Para Ramiro Gonçalves a melhoria de dados comparativamente a 2009 continua a revelar-se insuficiente: "O desvio padrão é muito grande o que significa que há empresas a portarem-se muito mal e algumas a portarem-se melhor. Em Portugal, em 2011, só havia 155 empresas que cumpriam o "nível A" e só uma com o "triplo A". Comparando 2011 com 2009 verificamos que há melhorias mas não são muito significativas.
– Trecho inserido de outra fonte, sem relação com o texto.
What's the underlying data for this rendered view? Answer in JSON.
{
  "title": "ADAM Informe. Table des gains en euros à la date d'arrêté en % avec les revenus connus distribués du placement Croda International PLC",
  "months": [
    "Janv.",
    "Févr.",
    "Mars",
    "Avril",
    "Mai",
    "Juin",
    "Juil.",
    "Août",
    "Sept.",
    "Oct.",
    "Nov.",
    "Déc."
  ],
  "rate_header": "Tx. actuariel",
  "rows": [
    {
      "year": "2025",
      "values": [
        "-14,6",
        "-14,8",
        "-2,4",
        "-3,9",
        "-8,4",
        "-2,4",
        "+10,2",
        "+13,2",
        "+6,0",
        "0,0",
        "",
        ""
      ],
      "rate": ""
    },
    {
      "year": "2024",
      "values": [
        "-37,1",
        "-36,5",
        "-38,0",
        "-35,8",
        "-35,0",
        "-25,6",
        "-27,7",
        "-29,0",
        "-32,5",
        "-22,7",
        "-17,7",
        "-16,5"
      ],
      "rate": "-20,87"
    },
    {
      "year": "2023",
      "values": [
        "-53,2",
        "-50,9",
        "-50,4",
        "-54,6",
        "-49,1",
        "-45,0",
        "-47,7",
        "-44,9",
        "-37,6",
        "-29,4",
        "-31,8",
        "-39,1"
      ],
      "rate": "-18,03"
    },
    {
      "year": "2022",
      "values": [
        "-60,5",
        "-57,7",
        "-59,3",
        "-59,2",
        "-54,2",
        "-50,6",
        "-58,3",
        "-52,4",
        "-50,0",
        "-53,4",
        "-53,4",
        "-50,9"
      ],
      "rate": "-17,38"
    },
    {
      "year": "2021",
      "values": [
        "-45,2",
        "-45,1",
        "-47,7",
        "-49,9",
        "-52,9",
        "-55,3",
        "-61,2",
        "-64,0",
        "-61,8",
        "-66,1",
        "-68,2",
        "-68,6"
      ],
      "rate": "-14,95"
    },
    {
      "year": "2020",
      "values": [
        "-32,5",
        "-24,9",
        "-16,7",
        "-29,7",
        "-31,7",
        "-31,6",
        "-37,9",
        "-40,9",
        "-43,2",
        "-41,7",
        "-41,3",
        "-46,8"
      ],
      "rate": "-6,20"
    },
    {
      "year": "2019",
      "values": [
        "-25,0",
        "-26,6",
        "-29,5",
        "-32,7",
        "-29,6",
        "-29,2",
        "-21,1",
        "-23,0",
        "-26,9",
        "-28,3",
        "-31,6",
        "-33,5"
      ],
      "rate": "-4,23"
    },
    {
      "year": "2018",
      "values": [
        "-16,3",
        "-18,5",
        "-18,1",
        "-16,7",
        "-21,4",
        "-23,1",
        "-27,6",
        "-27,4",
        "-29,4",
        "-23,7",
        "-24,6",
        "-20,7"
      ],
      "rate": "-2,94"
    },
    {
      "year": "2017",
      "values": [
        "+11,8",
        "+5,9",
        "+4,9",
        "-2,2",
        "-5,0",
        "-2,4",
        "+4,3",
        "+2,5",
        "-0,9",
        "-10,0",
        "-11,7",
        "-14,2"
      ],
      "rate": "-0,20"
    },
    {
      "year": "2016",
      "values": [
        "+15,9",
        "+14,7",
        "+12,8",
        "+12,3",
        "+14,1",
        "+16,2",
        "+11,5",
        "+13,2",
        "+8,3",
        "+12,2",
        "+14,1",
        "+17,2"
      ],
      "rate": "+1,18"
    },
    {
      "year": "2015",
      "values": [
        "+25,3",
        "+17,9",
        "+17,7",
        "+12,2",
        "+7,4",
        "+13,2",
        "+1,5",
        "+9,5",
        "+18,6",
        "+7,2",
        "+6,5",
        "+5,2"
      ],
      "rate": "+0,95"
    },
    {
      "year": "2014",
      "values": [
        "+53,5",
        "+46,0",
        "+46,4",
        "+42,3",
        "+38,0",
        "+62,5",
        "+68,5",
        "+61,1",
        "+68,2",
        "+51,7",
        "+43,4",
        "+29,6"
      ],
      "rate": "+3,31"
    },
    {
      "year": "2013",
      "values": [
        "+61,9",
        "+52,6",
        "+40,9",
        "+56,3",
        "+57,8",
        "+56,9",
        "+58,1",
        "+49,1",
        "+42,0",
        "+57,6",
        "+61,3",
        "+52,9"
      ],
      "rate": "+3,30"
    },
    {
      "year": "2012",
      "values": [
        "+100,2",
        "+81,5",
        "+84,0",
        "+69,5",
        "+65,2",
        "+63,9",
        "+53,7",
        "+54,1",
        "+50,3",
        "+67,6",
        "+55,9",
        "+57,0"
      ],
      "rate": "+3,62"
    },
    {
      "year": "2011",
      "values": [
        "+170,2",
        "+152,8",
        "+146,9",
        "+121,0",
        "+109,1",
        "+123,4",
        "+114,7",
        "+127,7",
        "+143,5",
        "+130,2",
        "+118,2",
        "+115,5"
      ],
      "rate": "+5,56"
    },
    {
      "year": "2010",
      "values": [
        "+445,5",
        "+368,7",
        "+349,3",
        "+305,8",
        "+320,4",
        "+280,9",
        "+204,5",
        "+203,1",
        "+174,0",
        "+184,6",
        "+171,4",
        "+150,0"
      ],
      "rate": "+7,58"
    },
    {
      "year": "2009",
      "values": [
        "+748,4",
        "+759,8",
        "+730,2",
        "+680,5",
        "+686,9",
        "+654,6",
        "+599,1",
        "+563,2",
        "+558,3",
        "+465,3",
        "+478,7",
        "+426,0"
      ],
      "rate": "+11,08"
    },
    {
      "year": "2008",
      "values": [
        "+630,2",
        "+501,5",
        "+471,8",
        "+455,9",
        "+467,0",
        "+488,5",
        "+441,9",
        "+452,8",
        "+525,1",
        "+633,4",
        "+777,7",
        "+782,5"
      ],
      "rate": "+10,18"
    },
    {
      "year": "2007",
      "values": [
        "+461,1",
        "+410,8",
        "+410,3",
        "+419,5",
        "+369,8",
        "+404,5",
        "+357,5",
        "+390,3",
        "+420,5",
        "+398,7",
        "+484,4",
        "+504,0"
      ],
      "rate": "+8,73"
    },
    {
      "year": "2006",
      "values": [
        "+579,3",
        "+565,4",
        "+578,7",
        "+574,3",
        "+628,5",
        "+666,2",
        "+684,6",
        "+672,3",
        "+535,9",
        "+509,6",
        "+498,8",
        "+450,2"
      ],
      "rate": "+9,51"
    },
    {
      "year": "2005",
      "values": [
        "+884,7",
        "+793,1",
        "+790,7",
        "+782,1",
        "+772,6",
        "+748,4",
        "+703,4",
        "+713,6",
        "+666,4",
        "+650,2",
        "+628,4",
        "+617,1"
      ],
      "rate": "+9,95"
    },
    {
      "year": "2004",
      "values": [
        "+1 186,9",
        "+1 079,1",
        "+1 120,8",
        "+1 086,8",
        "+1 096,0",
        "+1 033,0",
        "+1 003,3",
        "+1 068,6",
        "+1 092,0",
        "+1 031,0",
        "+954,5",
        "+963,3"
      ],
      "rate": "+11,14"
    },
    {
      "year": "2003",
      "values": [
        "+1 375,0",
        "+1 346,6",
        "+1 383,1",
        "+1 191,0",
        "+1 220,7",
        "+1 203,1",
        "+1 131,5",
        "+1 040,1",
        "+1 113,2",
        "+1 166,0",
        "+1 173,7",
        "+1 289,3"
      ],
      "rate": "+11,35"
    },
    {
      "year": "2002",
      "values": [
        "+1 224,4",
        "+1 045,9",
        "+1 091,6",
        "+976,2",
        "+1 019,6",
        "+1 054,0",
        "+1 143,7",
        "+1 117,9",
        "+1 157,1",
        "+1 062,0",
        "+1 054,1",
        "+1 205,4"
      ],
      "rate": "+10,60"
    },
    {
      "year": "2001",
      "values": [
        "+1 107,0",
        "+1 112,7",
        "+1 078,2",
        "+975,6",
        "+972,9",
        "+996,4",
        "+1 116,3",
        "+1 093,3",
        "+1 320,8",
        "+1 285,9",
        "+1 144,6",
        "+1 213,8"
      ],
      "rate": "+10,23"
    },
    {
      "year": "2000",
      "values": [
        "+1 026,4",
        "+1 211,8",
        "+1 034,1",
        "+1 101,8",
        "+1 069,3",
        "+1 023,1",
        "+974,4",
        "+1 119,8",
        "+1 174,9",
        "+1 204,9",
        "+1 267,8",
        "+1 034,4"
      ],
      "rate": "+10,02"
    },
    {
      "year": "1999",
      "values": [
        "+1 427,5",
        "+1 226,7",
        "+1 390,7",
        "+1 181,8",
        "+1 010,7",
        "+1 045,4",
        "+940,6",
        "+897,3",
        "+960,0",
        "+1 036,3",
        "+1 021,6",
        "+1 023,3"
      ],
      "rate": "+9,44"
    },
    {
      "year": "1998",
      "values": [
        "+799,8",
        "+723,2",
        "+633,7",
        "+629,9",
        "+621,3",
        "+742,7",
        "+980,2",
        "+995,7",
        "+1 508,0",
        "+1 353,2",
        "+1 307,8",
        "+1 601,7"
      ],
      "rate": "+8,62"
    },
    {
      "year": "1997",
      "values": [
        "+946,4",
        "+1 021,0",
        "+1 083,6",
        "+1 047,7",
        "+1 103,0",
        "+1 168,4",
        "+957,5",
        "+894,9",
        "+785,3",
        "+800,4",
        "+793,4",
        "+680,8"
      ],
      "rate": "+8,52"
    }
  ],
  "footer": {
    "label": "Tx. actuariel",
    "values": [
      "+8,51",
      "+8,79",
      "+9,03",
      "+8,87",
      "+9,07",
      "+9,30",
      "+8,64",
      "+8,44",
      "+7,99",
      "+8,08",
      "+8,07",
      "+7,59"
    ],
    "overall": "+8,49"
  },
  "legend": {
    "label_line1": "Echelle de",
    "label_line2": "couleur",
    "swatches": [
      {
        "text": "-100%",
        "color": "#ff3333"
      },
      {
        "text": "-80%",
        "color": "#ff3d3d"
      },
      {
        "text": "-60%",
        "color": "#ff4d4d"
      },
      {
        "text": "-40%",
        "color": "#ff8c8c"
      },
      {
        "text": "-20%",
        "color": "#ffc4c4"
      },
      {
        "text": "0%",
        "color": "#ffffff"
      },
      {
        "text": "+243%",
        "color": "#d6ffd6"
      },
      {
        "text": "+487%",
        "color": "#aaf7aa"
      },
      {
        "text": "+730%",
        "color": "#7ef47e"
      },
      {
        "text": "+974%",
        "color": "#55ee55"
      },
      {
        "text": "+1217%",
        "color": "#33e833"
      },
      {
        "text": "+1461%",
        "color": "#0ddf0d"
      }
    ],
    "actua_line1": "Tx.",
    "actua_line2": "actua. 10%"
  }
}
Os sítios web que têm um nível mínimo de acessibilidade são 155 em comparação com os 73 de 2009, continua a ser um número baixo".

As recomendações do GNE para tentar contrariar este baixo número de sítios web com boa acessibilidade vão no sentido de divulgar as normas e as melhores práticas de acessibilidade, melhorar o nível de conhecimento no sector, adotar medidas concretas de maior impacto e com menor custo melhorando a eficiência, normalizar e nivelar superiormente a oferta do sector, divulgar as ferramentas de avaliação de sítios Web, aumentar o acesso a ferramentas automáticas de teste, de forma a que as empresas possam conhecer o seu nível de conformidade, apresentar estudos sobre o impacto social e económico, regular o setor, "educar" fornecedores de TI na implementação das normas e funcionalidades de acessibilidade, incluir a temática da acessibilidade e usabilidade nos programas académicos dos cursos universitários, adaptar ou criar novos mecanismos legislativos que englobem não só os sítios Web públicos, mas permitam alguma regulação nos privados, criar organismos fiscalizadores que garantam os níveis de acessibilidade e elaborar avaliações anuais dos níveis de acessibilidade aos sítios Web mais utilizados.

Este estudo, disponível no sítio web da APDSI, foi promovido pela Associação e realizado pelo GNE.